Nella Mariegola quattrocentesca compare soltanto il padre del D., Giovanni, di origine friulana. Costui su incarico di Maria, vedova del vetraio Nicolò di Biasio (m. 1512), ne gestì e poi rilevò la vetreria che con lui acquisì l'insegna dell'aquila. Già con Nicolò di Biasio e Giovanni "furlan dall'Aquila" la fornace aveva prodotto vetri destinati ad usi alchemici. Il D., ereditando poco prima del 1535 la vetreria, continuò e sviluppò questa produzione.
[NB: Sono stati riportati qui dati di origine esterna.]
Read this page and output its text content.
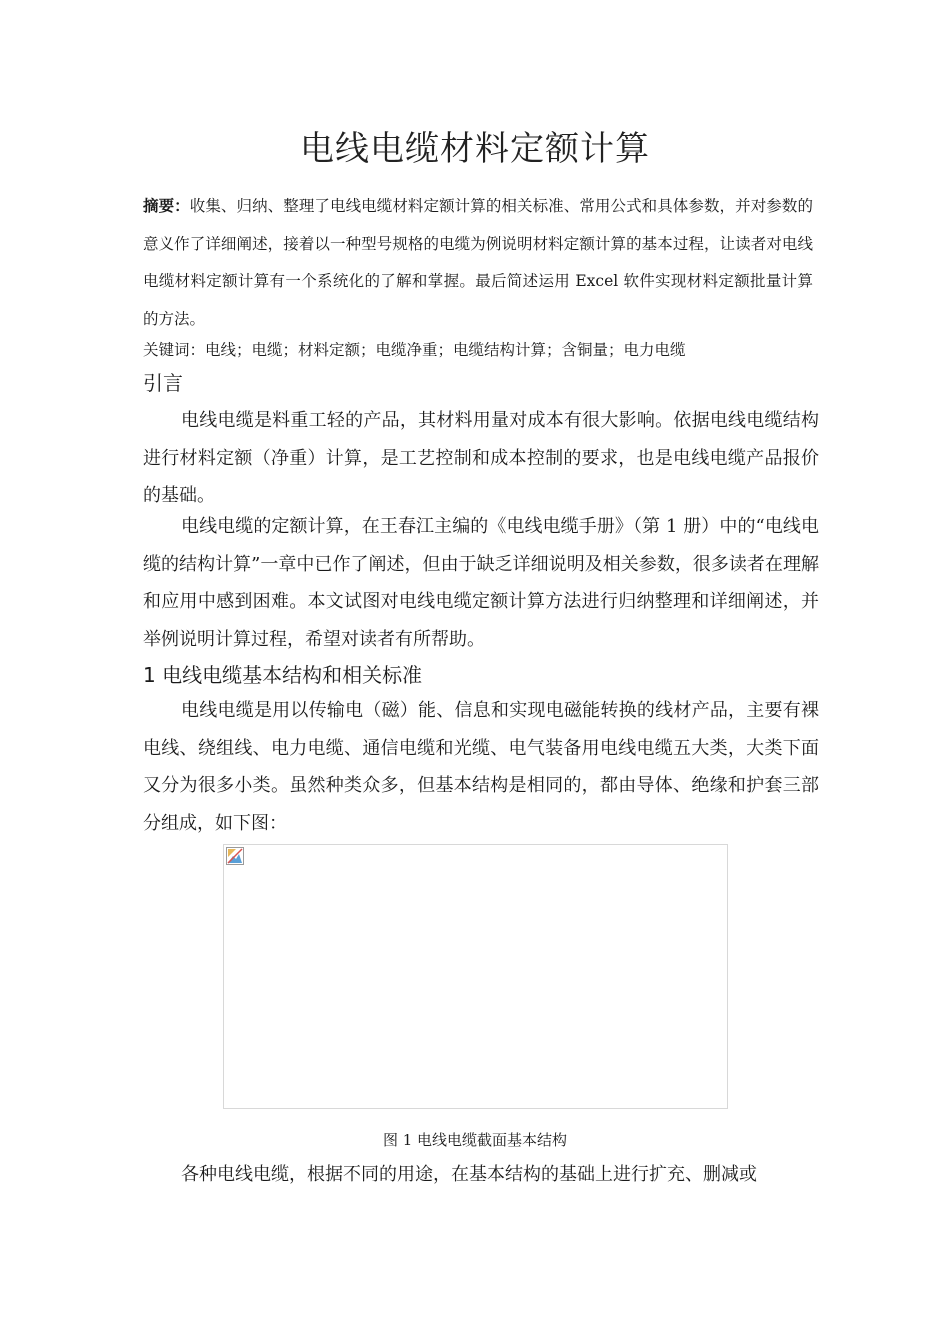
电线电缆材料定额计算
摘要：收集、归纳、整理了电线电缆材料定额计算的相关标准、常用公式和具体参数，并对参数的意义作了详细阐述，接着以一种型号规格的电缆为例说明材料定额计算的基本过程，让读者对电线电缆材料定额计算有一个系统化的了解和掌握。最后简述运用 Excel 软件实现材料定额批量计算的方法。
关键词：电线；电缆；材料定额；电缆净重；电缆结构计算；含铜量；电力电缆
引言

电线电缆是料重工轻的产品，其材料用量对成本有很大影响。依据电线电缆结构进行材料定额（净重）计算，是工艺控制和成本控制的要求，也是电线电缆产品报价的基础。

电线电缆的定额计算，在王春江主编的《电线电缆手册》（第 1 册）中的“电线电缆的结构计算”一章中已作了阐述，但由于缺乏详细说明及相关参数，很多读者在理解和应用中感到困难。本文试图对电线电缆定额计算方法进行归纳整理和详细阐述，并举例说明计算过程，希望对读者有所帮助。

1 电线电缆基本结构和相关标准

电线电缆是用以传输电（磁）能、信息和实现电磁能转换的线材产品，主要有裸电线、绕组线、电力电缆、通信电缆和光缆、电气装备用电线电缆五大类，大类下面又分为很多小类。虽然种类众多，但基本结构是相同的，都由导体、绝缘和护套三部分组成，如下图：

图 1 电线电缆截面基本结构

各种电线电缆，根据不同的用途，在基本结构的基础上进行扩充、删减或
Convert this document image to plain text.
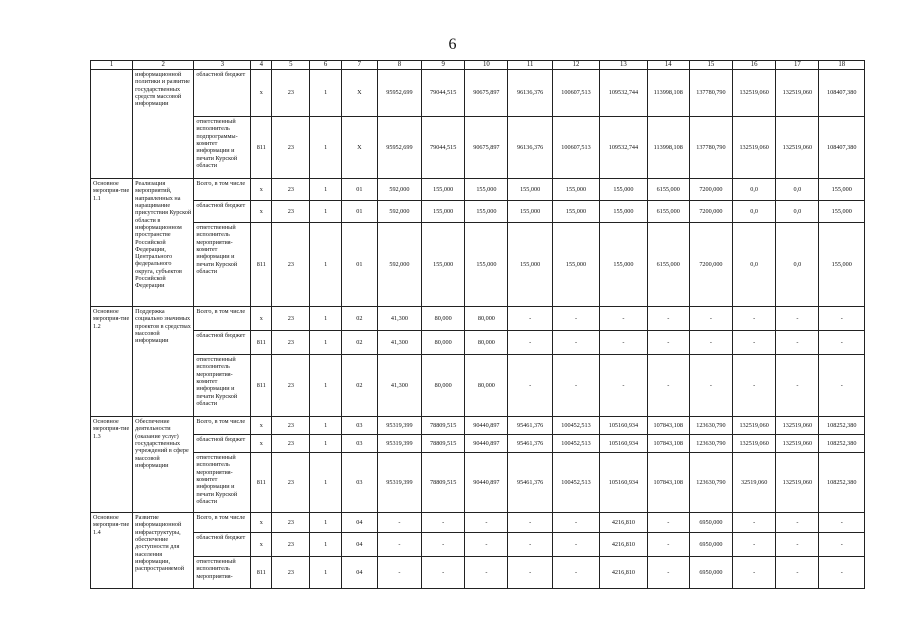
6
1	2	3	4	5	6	7	8	9	10	11	12	13	14	15	16	17	18
	информационной политики и развитие государственных средств массовой информации	областной бюджет	х	23	1	Х	95952,699	79044,515	90675,897	96136,376	100607,513	109532,744	113998,108	137780,790	132519,060	132519,060	108407,380
		ответственный исполнитель подпрограммы-комитет информации и печати Курской области	811	23	1	Х	95952,699	79044,515	90675,897	96136,376	100607,513	109532,744	113998,108	137780,790	132519,060	132519,060	108407,380
Основное мероприя-тие 1.1	Реализация мероприятий, направленных на наращивание присутствия Курской области в информационном пространстве Российской Федерации, Центрального федерального округа, субъектов Российской Федерации	Всего, в том числе	х	23	1	01	592,000	155,000	155,000	155,000	155,000	155,000	6155,000	7200,000	0,0	0,0	155,000
		областной бюджет	х	23	1	01	592,000	155,000	155,000	155,000	155,000	155,000	6155,000	7200,000	0,0	0,0	155,000
		ответственный исполнитель мероприятия-комитет информации и печати Курской области	811	23	1	01	592,000	155,000	155,000	155,000	155,000	155,000	6155,000	7200,000	0,0	0,0	155,000
Основное мероприя-тие 1.2	Поддержка социально значимых проектов в средствах массовой информации	Всего, в том числе	х	23	1	02	41,300	80,000	80,000	-	-	-	-	-	-	-	-
		областной бюджет	811	23	1	02	41,300	80,000	80,000	-	-	-	-	-	-	-	-
		ответственный исполнитель мероприятия-комитет информации и печати Курской области	811	23	1	02	41,300	80,000	80,000	-	-	-	-	-	-	-	-
Основное мероприя-тие 1.3	Обеспечение деятельности (оказание услуг) государственных учреждений в сфере массовой информации	Всего, в том числе	х	23	1	03	95319,399	78809,515	90440,897	95461,376	100452,513	105160,934	107843,108	123630,790	132519,060	132519,060	108252,380
		областной бюджет	х	23	1	03	95319,399	78809,515	90440,897	95461,376	100452,513	105160,934	107843,108	123630,790	132519,060	132519,060	108252,380
		ответственный исполнитель мероприятия-комитет информации и печати Курской области	811	23	1	03	95319,399	78809,515	90440,897	95461,376	100452,513	105160,934	107843,108	123630,790	32519,060	132519,060	108252,380
Основное мероприя-тие 1.4	Развитие информационной инфраструктуры, обеспечение доступности для населения информации, распространяемой	Всего, в том числе	х	23	1	04	-	-	-	-	-	4216,810	-	6950,000	-	-	-
		областной бюджет	х	23	1	04	-	-	-	-	-	4216,810	-	6950,000	-	-	-
		ответственный исполнитель мероприятия-	811	23	1	04	-	-	-	-	-	4216,810	-	6950,000	-	-	-
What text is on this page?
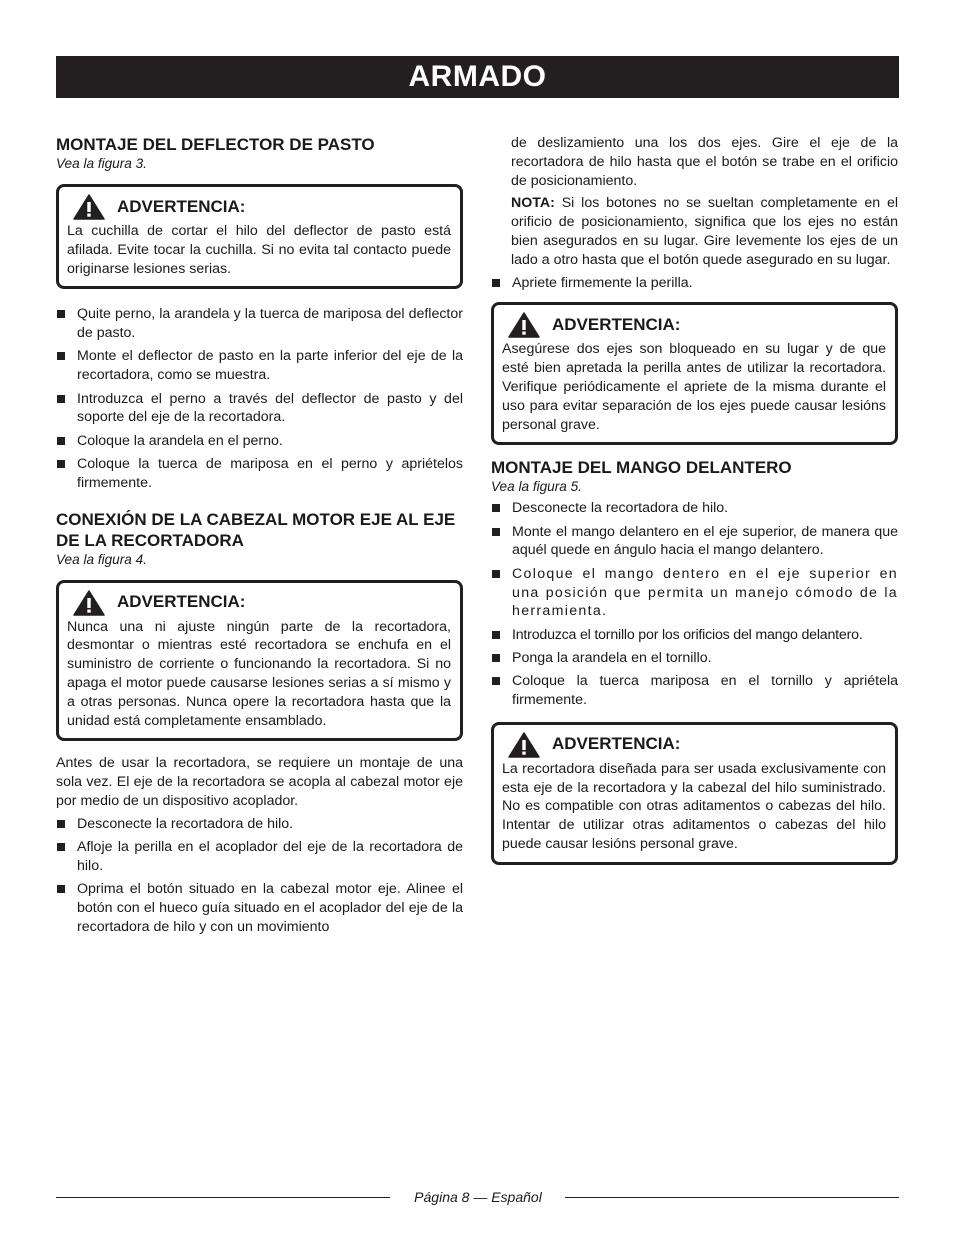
ARMADO
MONTAJE DEL DEFLECTOR DE PASTO
Vea la figura 3.
ADVERTENCIA:
La cuchilla de cortar el hilo del deflector de pasto está afilada. Evite tocar la cuchilla. Si no evita tal contacto puede originarse lesiones serias.
Quite perno, la arandela y la tuerca de mariposa del deflector de pasto.
Monte el deflector de pasto en la parte inferior del eje de la recortadora, como se muestra.
Introduzca el perno a través del deflector de pasto y del soporte del eje de la recortadora.
Coloque la arandela en el perno.
Coloque la tuerca de mariposa en el perno y apriételos firmemente.
CONEXIÓN DE LA CABEZAL MOTOR EJE AL EJE DE LA RECORTADORA
Vea la figura 4.
ADVERTENCIA:
Nunca una ni ajuste ningún parte de la recortadora, desmontar o mientras esté recortadora se enchufa en el suministro de corriente o funcionando la recortadora. Si no apaga el motor puede causarse lesiones serias a sí mismo y a otras personas. Nunca opere la recortadora hasta que la unidad está completamente ensamblado.

Antes de usar la recortadora, se requiere un montaje de una sola vez. El eje de la recortadora se acopla al cabezal motor eje por medio de un dispositivo acoplador.

Desconecte la recortadora de hilo.
Afloje la perilla en el acoplador del eje de la recortadora de hilo.
Oprima el botón situado en la cabezal motor eje. Alinee el botón con el hueco guía situado en el acoplador del eje de la recortadora de hilo y con un movimiento

de deslizamiento una los dos ejes. Gire el eje de la recortadora de hilo hasta que el botón se trabe en el orificio de posicionamiento.

NOTA: Si los botones no se sueltan completamente en el orificio de posicionamiento, significa que los ejes no están bien asegurados en su lugar. Gire levemente los ejes de un lado a otro hasta que el botón quede asegurado en su lugar.

Apriete firmemente la perilla.
ADVERTENCIA:
Asegúrese dos ejes son bloqueado en su lugar y de que esté bien apretada la perilla antes de utilizar la recortadora. Verifique periódicamente el apriete de la misma durante el uso para evitar separación de los ejes puede causar lesións personal grave.
MONTAJE DEL MANGO DELANTERO
Vea la figura 5.
Desconecte la recortadora de hilo.
Monte el mango delantero en el eje superior, de manera que aquél quede en ángulo hacia el mango delantero.
Coloque el mango dentero en el eje superior en una posición que permita un manejo cómodo de la herramienta.
Introduzca el tornillo por los orificios del mango delantero.
Ponga la arandela en el tornillo.
Coloque la tuerca mariposa en el tornillo y apriétela firmemente.
ADVERTENCIA:
La recortadora diseñada para ser usada exclusivamente con esta eje de la recortadora y la cabezal del hilo suministrado. No es compatible con otras aditamentos o cabezas del hilo. Intentar de utilizar otras aditamentos o cabezas del hilo puede causar lesións personal grave.
Página 8 — Español
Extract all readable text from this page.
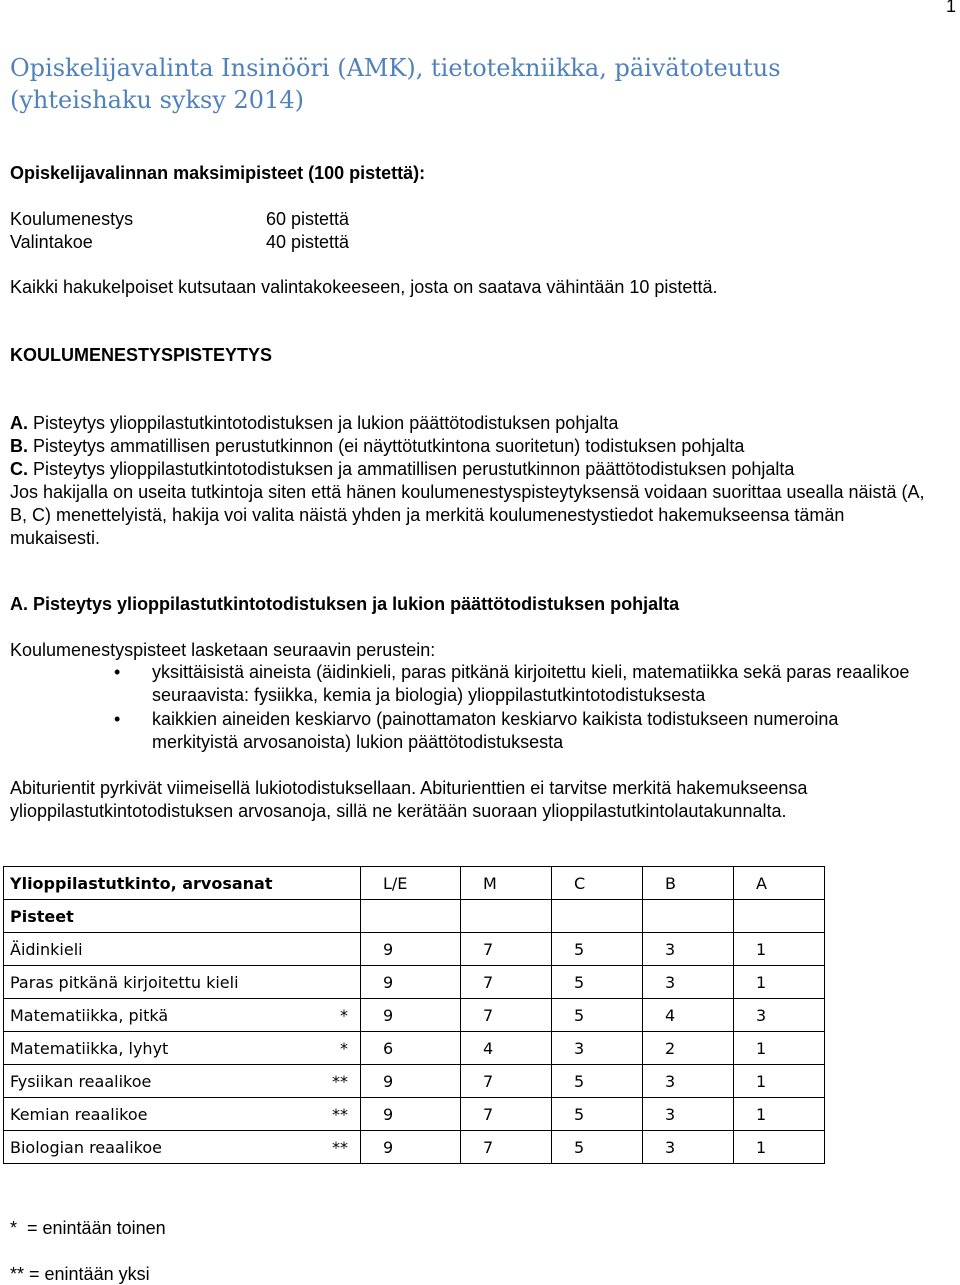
1
Opiskelijavalinta Insinööri (AMK), tietotekniikka, päivätoteutus (yhteishaku syksy 2014)
Opiskelijavalinnan maksimipisteet (100 pistettä):
Koulumenestys	60 pistettä
Valintakoe	40 pistettä
Kaikki hakukelpoiset kutsutaan valintakokeeseen, josta on saatava vähintään 10 pistettä.
KOULUMENESTYSPISTEYTYS
A. Pisteytys ylioppilastutkintotodistuksen ja lukion päättötodistuksen pohjalta
B. Pisteytys ammatillisen perustutkinnon (ei näyttötutkintona suoritetun) todistuksen pohjalta
C. Pisteytys ylioppilastutkintotodistuksen ja ammatillisen perustutkinnon päättötodistuksen pohjalta
Jos hakijalla on useita tutkintoja siten että hänen koulumenestyspisteytyksensä voidaan suorittaa usealla näistä (A, B, C) menettelyistä, hakija voi valita näistä yhden ja merkitä koulumenestystiedot hakemukseensa tämän mukaisesti.
A. Pisteytys ylioppilastutkintotodistuksen ja lukion päättötodistuksen pohjalta
Koulumenestyspisteet lasketaan seuraavin perustein:
• yksittäisistä aineista (äidinkieli, paras pitkänä kirjoitettu kieli, matematiikka sekä paras reaalikoe seuraavista: fysiikka, kemia ja biologia) ylioppilastutkintotodistuksesta
• kaikkien aineiden keskiarvo (painottamaton keskiarvo kaikista todistukseen numeroina merkityistä arvosanoista) lukion päättötodistuksesta
Abiturientit pyrkivät viimeisellä lukiotodistuksellaan. Abiturienttien ei tarvitse merkitä hakemukseensa ylioppilastutkintotodistuksen arvosanoja, sillä ne kerätään suoraan ylioppilastutkintolautakunnalta.
Ylioppilastutkinto, arvosanat	L/E	M	C	B	A
Pisteet					
Äidinkieli	9	7	5	3	1
Paras pitkänä kirjoitettu kieli	9	7	5	3	1
Matematiikka, pitkä *	9	7	5	4	3
Matematiikka, lyhyt *	6	4	3	2	1
Fysiikan reaalikoe **	9	7	5	3	1
Kemian reaalikoe **	9	7	5	3	1
Biologian reaalikoe **	9	7	5	3	1
*  = enintään toinen
** = enintään yksi
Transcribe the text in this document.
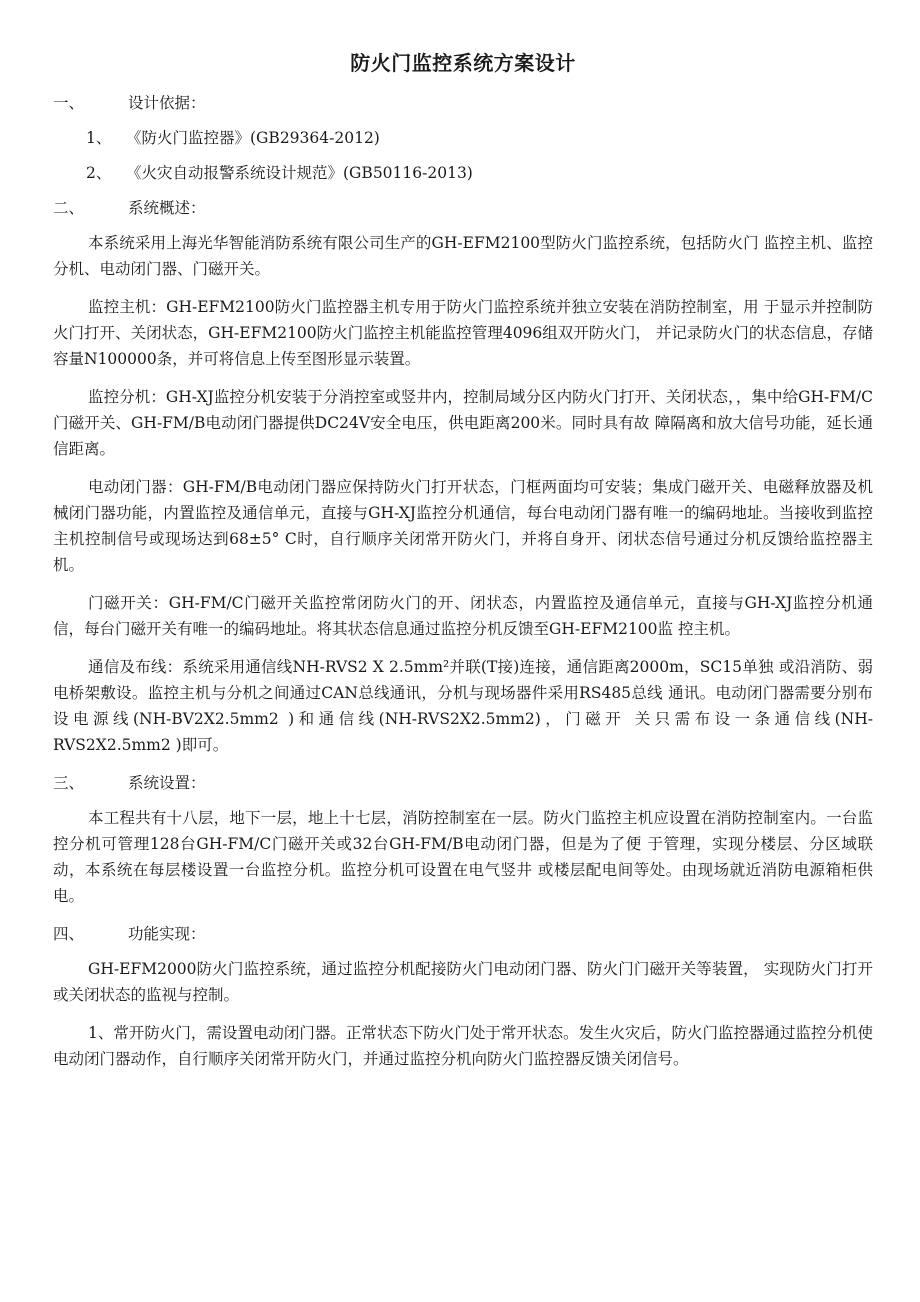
防火门监控系统方案设计
一、	设计依据：
1、 《防火门监控器》(GB29364-2012)
2、 《火灾自动报警系统设计规范》(GB50116-2013)
二、	系统概述：

本系统采用上海光华智能消防系统有限公司生产的GH-EFM2100型防火门监控系统，包括防火门 监控主机、监控分机、电动闭门器、门磁开关。

监控主机：GH-EFM2100防火门监控器主机专用于防火门监控系统并独立安装在消防控制室，用 于显示并控制防火门打开、关闭状态，GH-EFM2100防火门监控主机能监控管理4096组双开防火门， 并记录防火门的状态信息，存储容量N100000条，并可将信息上传至图形显示装置。

监控分机：GH-XJ监控分机安装于分消控室或竖井内，控制局域分区内防火门打开、关闭状态，，集中给GH-FM/C门磁开关、GH-FM/B电动闭门器提供DC24V安全电压，供电距离200米。同时具有故 障隔离和放大信号功能，延长通信距离。

电动闭门器：GH-FM/B电动闭门器应保持防火门打开状态，门框两面均可安装；集成门磁开关、电磁释放器及机械闭门器功能，内置监控及通信单元，直接与GH-XJ监控分机通信，每台电动闭门器有唯一的编码地址。当接收到监控主机控制信号或现场达到68±5° C时，自行顺序关闭常开防火门，并将自身开、闭状态信号通过分机反馈给监控器主机。

门磁开关：GH-FM/C门磁开关监控常闭防火门的开、闭状态，内置监控及通信单元，直接与GH-XJ监控分机通信，每台门磁开关有唯一的编码地址。将其状态信息通过监控分机反馈至GH-EFM2100监 控主机。

通信及布线：系统采用通信线NH-RVS2 X 2.5mm²并联(T接)连接，通信距离2000m，SC15单独 或沿消防、弱电桥架敷设。监控主机与分机之间通过CAN总线通讯，分机与现场器件采用RS485总线 通讯。电动闭门器需要分别布设电源线(NH-BV2X2.5mm2 )和通信线(NH-RVS2X2.5mm2)，门磁开 关只需布设一条通信线(NH-RVS2X2.5mm2 )即可。

三、	系统设置：

本工程共有十八层，地下一层，地上十七层，消防控制室在一层。防火门监控主机应设置在消防控制室内。一台监控分机可管理128台GH-FM/C门磁开关或32台GH-FM/B电动闭门器，但是为了便 于管理，实现分楼层、分区域联动，本系统在每层楼设置一台监控分机。监控分机可设置在电气竖井 或楼层配电间等处。由现场就近消防电源箱柜供电。

四、	功能实现：

GH-EFM2000防火门监控系统，通过监控分机配接防火门电动闭门器、防火门门磁开关等装置， 实现防火门打开或关闭状态的监视与控制。

1、常开防火门，需设置电动闭门器。正常状态下防火门处于常开状态。发生火灾后，防火门监控器通过监控分机使电动闭门器动作，自行顺序关闭常开防火门，并通过监控分机向防火门监控器反馈关闭信号。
Trovò utile, quando fu gastaldo dell'arte nel 1552, crearsi una centenaria ascendenza muranese con tradizioni vetrarie, da vantare a scopo pubblicitario ed in occasione di richieste alla Signoria; ipotesi questa confermata da una controversia nella quale il D. fu implicato dopo la scadenza del suo mandato e che fu incentrata sulla manomissione di alcune pagine della Mariegola cinquecentesca.
Fonti e Bibl.: Arch. di Stato di Venezia, Podestà di Murano, busta 60 (9 genn. 1553: il nuovo gastaldo chiede al D. la restituzione della Mariegola);ibid., Senato, Terra, filza 35 (24 genn. 1561: decr. a favore del D.); filza 52 (4 sett. 1568: decr. a favore del D.); ibid., Notaio G. P. Angelieri, busta 5 (17 giugno 1578: acquisto di un terreno a Murano da parte del D.); L. Fioravanti, Dello specchio di scientia universale libri tre (1564), Venezia 1572, libro I, cap. XXIX, c. 77rv; L. Zecchin, Vetro muranese nello "Specchio" di Fioravanti, in Giornale economico, XXXIX (1954), p. 577; A. Gasparetto, Ilvetro di Murano, Vicenza 1958, p. 97; Id., Due settori poco noti dell'antica verraria venggiana, in Giornale economico, XLIV (1959), pp. 1084 s.; L. Zecchin, Un vetraio del Cinquecento: N. D., ibid., pp. 1206-1210; Id., N. D. ..., in Vetro e silicati, XIII 1969), pp. 20-23; R. Barovier Mentasti, Il vetro veneziano, Milano 1982, p. 107 n. 29.